In (2), (3), (4), and (5), the brake disk rotor 1 can be machined in an actual use state, and it is not necessary to set a machining standard specially as in the related art. Conventional processing equipment can be simplified.

In addition, by machining the brake disc rotor 1 in an actual use state, the run-out of the brake disc rotor 1 when the brake is operated in the vehicle can be minimized without specially setting a machining reference. Can be suppressed.

[0033]

As is apparent from the above description, the present invention comprises a braking device which applies a braking force to the brake disk rotor by pressing the brake pads against the braking surfaces on both sides of the brake disk rotor. The processing of the braking surface of the brake disk rotor in the vehicle is performed by rotating the brake disk rotor around the shaft center with the brake disk rotor attached to the axle bearing device using a processing device in which a processing tool is arranged at the position where the brake pad of the braking device is arranged. At the same time, since the braking surface is formed by bringing the processing tool into contact with the surface of the brake disk rotor, the brake disk rotor can be processed in an actual use state. There is no need to set, and the processing equipment required for this can be simplified.

[Brief description of the drawings]

FIG. 1 is a perspective view showing a state in which a brake disk rotor is incorporated in a processing apparatus according to an embodiment of the present invention.

FIG. 2 is a cross-sectional view of a processing apparatus and a hub unit for performing a method of processing a brake disk rotor.

FIG. 3 is a schematic sectional view showing the movement of the grindstone.

FIG. 4 is a schematic cross-sectional view showing an operation of a grindstone for performing a processing method according to another embodiment.

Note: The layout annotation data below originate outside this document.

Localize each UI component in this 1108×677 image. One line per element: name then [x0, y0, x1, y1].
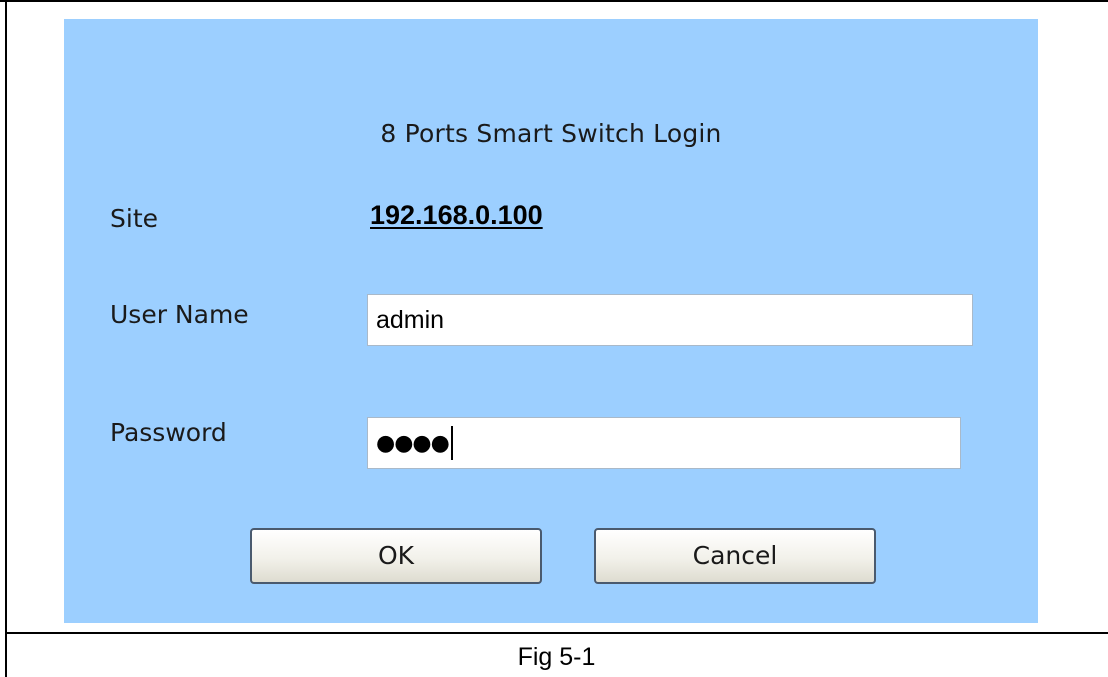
site-address: 192.168.0.100: [370, 200, 543, 230]
site-label: Site: [110, 204, 158, 233]
password-input[interactable]: ●●●●: [367, 417, 961, 469]
password-mask: ●●●●: [376, 430, 450, 456]
frame-top-border: [0, 0, 1108, 2]
password-label: Password: [110, 418, 227, 447]
frame-left-border: [5, 0, 7, 677]
frame-divider: [5, 632, 1108, 634]
ok-button[interactable]: OK: [250, 528, 542, 584]
text-caret: [450, 426, 453, 460]
username-input[interactable]: [367, 294, 973, 346]
username-label: User Name: [110, 300, 249, 329]
figure-caption: Fig 5-1: [517, 643, 596, 671]
dialog-title: 8 Ports Smart Switch Login: [380, 119, 722, 148]
cancel-button[interactable]: Cancel: [594, 528, 876, 584]
login-dialog: 8 Ports Smart Switch Login Site 192.168.…: [64, 19, 1038, 623]
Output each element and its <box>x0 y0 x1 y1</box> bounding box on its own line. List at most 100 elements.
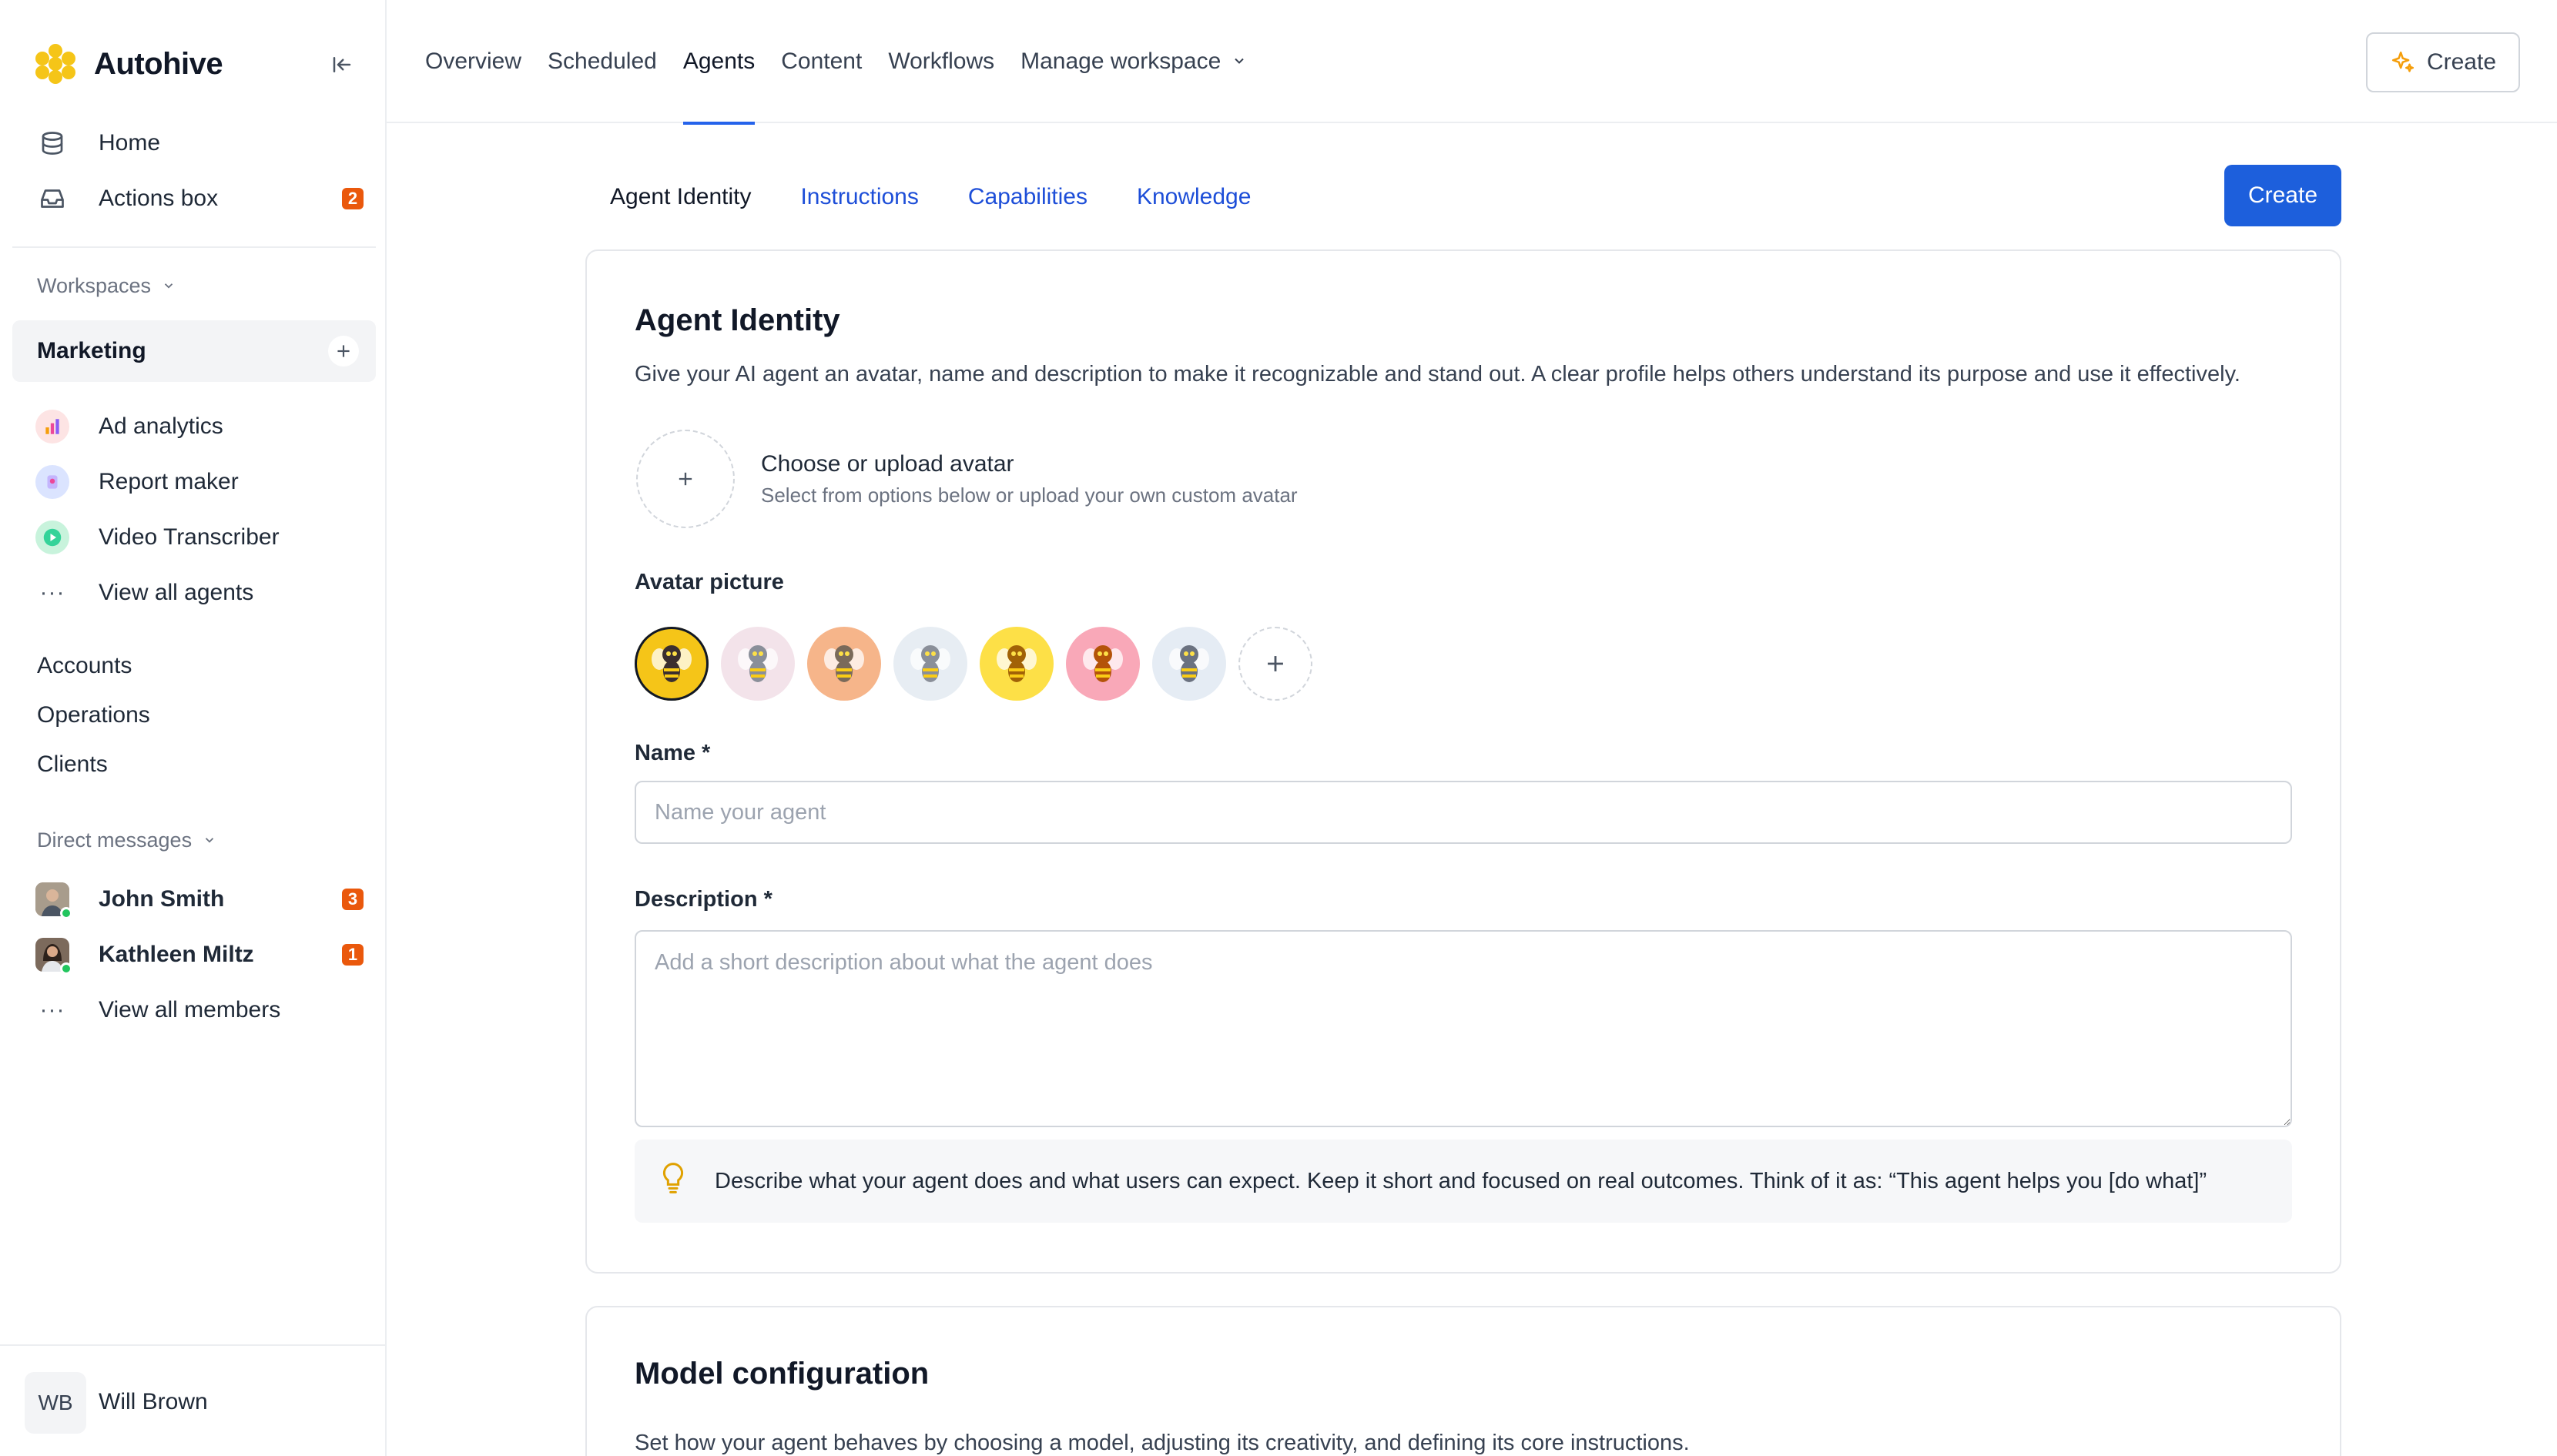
tab-knowledge[interactable]: Knowledge <box>1137 184 1251 210</box>
more-dots-icon: ··· <box>39 580 65 605</box>
sidebar-divider <box>12 246 376 248</box>
tab-overview[interactable]: Overview <box>425 0 521 123</box>
sidebar-agent-video-transcriber[interactable]: Video Transcriber <box>35 516 367 559</box>
tab-label: Manage workspace <box>1020 49 1222 74</box>
section-description: Set how your agent behaves by choosing a… <box>635 1431 1690 1455</box>
dm-kathleen-miltz[interactable]: Kathleen Miltz 1 <box>35 933 367 976</box>
section-title: Agent Identity <box>635 303 840 337</box>
brand[interactable]: Autohive <box>35 43 223 85</box>
sidebar-item-label: View all members <box>99 997 281 1023</box>
autohive-logo-icon <box>35 44 75 84</box>
sidebar-workspace-accounts[interactable]: Accounts <box>37 653 132 679</box>
unread-badge: 1 <box>342 944 364 966</box>
create-button[interactable]: Create <box>2366 32 2520 92</box>
tab-manage-workspace[interactable]: Manage workspace <box>1020 0 1247 123</box>
more-dots-icon: ··· <box>39 997 65 1023</box>
unread-badge: 3 <box>342 889 364 910</box>
report-icon <box>35 465 69 499</box>
tab-scheduled[interactable]: Scheduled <box>548 0 657 123</box>
direct-messages-label: Direct messages <box>37 828 193 852</box>
tab-capabilities[interactable]: Capabilities <box>968 184 1087 210</box>
avatar-option[interactable] <box>980 627 1054 701</box>
sidebar-item-label: Report maker <box>99 469 239 494</box>
chooser-subtitle: Select from options below or upload your… <box>761 484 1298 507</box>
avatar <box>35 938 72 975</box>
bee-robot-icon <box>910 645 950 682</box>
description-tip: Describe what your agent does and what u… <box>635 1140 2292 1223</box>
online-status-icon <box>60 962 72 975</box>
dm-john-smith[interactable]: John Smith 3 <box>35 878 367 921</box>
current-user[interactable]: WB Will Brown <box>0 1344 385 1456</box>
sidebar-item-actions-box[interactable]: Actions box 2 <box>35 177 367 220</box>
model-configuration-card: Model configuration Set how your agent b… <box>585 1306 2341 1456</box>
sidebar-item-label: Actions box <box>99 186 219 211</box>
workspace-name: Marketing <box>37 338 146 363</box>
user-name: Will Brown <box>99 1389 208 1414</box>
bee-robot-icon <box>738 645 778 682</box>
create-agent-button[interactable]: Create <box>2224 165 2341 226</box>
dm-name: Kathleen Miltz <box>99 942 254 967</box>
agent-name-input[interactable] <box>635 781 2292 844</box>
sidebar-agent-ad-analytics[interactable]: Ad analytics <box>35 405 367 448</box>
tab-agents[interactable]: Agents <box>682 0 756 125</box>
section-title: Model configuration <box>635 1357 930 1391</box>
add-avatar-button[interactable] <box>1238 627 1312 701</box>
sidebar-item-label: View all agents <box>99 580 254 605</box>
description-label: Description * <box>635 887 772 912</box>
avatar: WB <box>25 1372 86 1434</box>
avatar-option[interactable] <box>807 627 881 701</box>
sidebar-agent-report-maker[interactable]: Report maker <box>35 460 367 504</box>
avatar-option[interactable] <box>721 627 795 701</box>
bee-robot-icon <box>1083 645 1123 682</box>
section-description: Give your AI agent an avatar, name and d… <box>635 362 2240 387</box>
dm-name: John Smith <box>99 886 225 912</box>
agent-identity-card: Agent Identity Give your AI agent an ava… <box>585 249 2341 1274</box>
plus-icon <box>679 472 692 486</box>
avatar <box>35 882 72 919</box>
workspaces-toggle[interactable]: Workspaces <box>37 274 176 298</box>
chevron-down-icon <box>162 274 176 298</box>
brand-name: Autohive <box>94 46 223 81</box>
avatar-option[interactable] <box>1152 627 1226 701</box>
home-icon <box>35 126 69 160</box>
actions-count-badge: 2 <box>342 188 364 209</box>
avatar-option[interactable] <box>635 627 709 701</box>
add-agent-icon[interactable] <box>328 336 359 367</box>
bee-robot-icon <box>997 645 1037 682</box>
bee-robot-icon <box>824 645 864 682</box>
tab-workflows[interactable]: Workflows <box>888 0 994 123</box>
sidebar-item-label: Ad analytics <box>99 413 223 439</box>
tab-instructions[interactable]: Instructions <box>800 184 918 210</box>
sidebar: Autohive Home Actions box 2 Workspaces M… <box>0 0 387 1456</box>
avatar-picture-label: Avatar picture <box>635 570 784 594</box>
sidebar-workspace-clients[interactable]: Clients <box>37 751 108 778</box>
sparkle-icon <box>2391 51 2414 72</box>
bee-robot-icon <box>652 645 692 682</box>
avatar-option[interactable] <box>1066 627 1140 701</box>
agent-description-input[interactable] <box>635 930 2292 1127</box>
inbox-icon <box>35 182 69 216</box>
workspace-marketing[interactable]: Marketing <box>12 320 376 382</box>
avatar-option[interactable] <box>893 627 967 701</box>
view-all-agents-link[interactable]: ··· View all agents <box>35 571 367 614</box>
avatar-options <box>635 627 1312 701</box>
top-navigation: Overview Scheduled Agents Content Workfl… <box>387 0 2557 125</box>
chevron-down-icon <box>1232 49 1247 75</box>
lightbulb-icon <box>658 1160 689 1203</box>
workspaces-label: Workspaces <box>37 274 152 297</box>
collapse-sidebar-icon[interactable] <box>327 49 357 80</box>
sidebar-item-label: Video Transcriber <box>99 524 280 550</box>
sidebar-workspace-operations[interactable]: Operations <box>37 702 150 728</box>
create-button-label: Create <box>2426 49 2497 75</box>
upload-avatar-button[interactable] <box>636 430 735 528</box>
tab-content[interactable]: Content <box>781 0 862 123</box>
direct-messages-toggle[interactable]: Direct messages <box>37 828 216 852</box>
tab-agent-identity[interactable]: Agent Identity <box>610 184 751 210</box>
workspace-tabs: Overview Scheduled Agents Content Workfl… <box>425 0 1273 125</box>
sidebar-item-home[interactable]: Home <box>35 122 367 165</box>
tip-text: Describe what your agent does and what u… <box>715 1168 2207 1193</box>
view-all-members-link[interactable]: ··· View all members <box>35 989 367 1032</box>
editor-tabs: Agent Identity Instructions Capabilities… <box>610 179 1300 216</box>
play-icon <box>35 520 69 554</box>
sidebar-item-label: Home <box>99 130 161 156</box>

FIG. 5 is a schematic cross-sectional view showing a cutting tip operation for performing a processing method according to still another embodiment.

[Explanation of symbols]

 DESCRIPTION OF SYMBOLS 1 Brake disk rotor 2 Braking surface 4 Hub unit 5 Hub wheel 8 Braking board 9 Processing device 10 Caliper body 13 Piston member 14 Cylinder chamber 15 Pressure oil for operation 18 Grinding stone

Claims (3)

[Claims] 1. A method of processing a braking surface of a brake disk rotor in a vehicle including a braking device configured to apply a braking force to a brake disk rotor by pressing a brake pad against braking surfaces on both sides of the brake disk rotor. Using a processing device in which a processing tool is disposed at a position where a brake pad of the braking device is disposed, rotating the brake disk rotor around an axis with the brake disk rotor attached to the axle bearing device, and braking the processing tool A method of processing a braking surface of a brake disk rotor, wherein the braking surface is brought into contact with the surface of the disk rotor. 2. The method for processing a braking surface in a brake disk rotor according to claim 1, wherein the processing tool is a grindstone for grinding a disk surface of the brake disk rotor. 3. The method for processing a braking surface of a brake disk rotor according to claim 1, wherein the processing tool is a cutting tool for cutting a board surface of the brake disk rotor.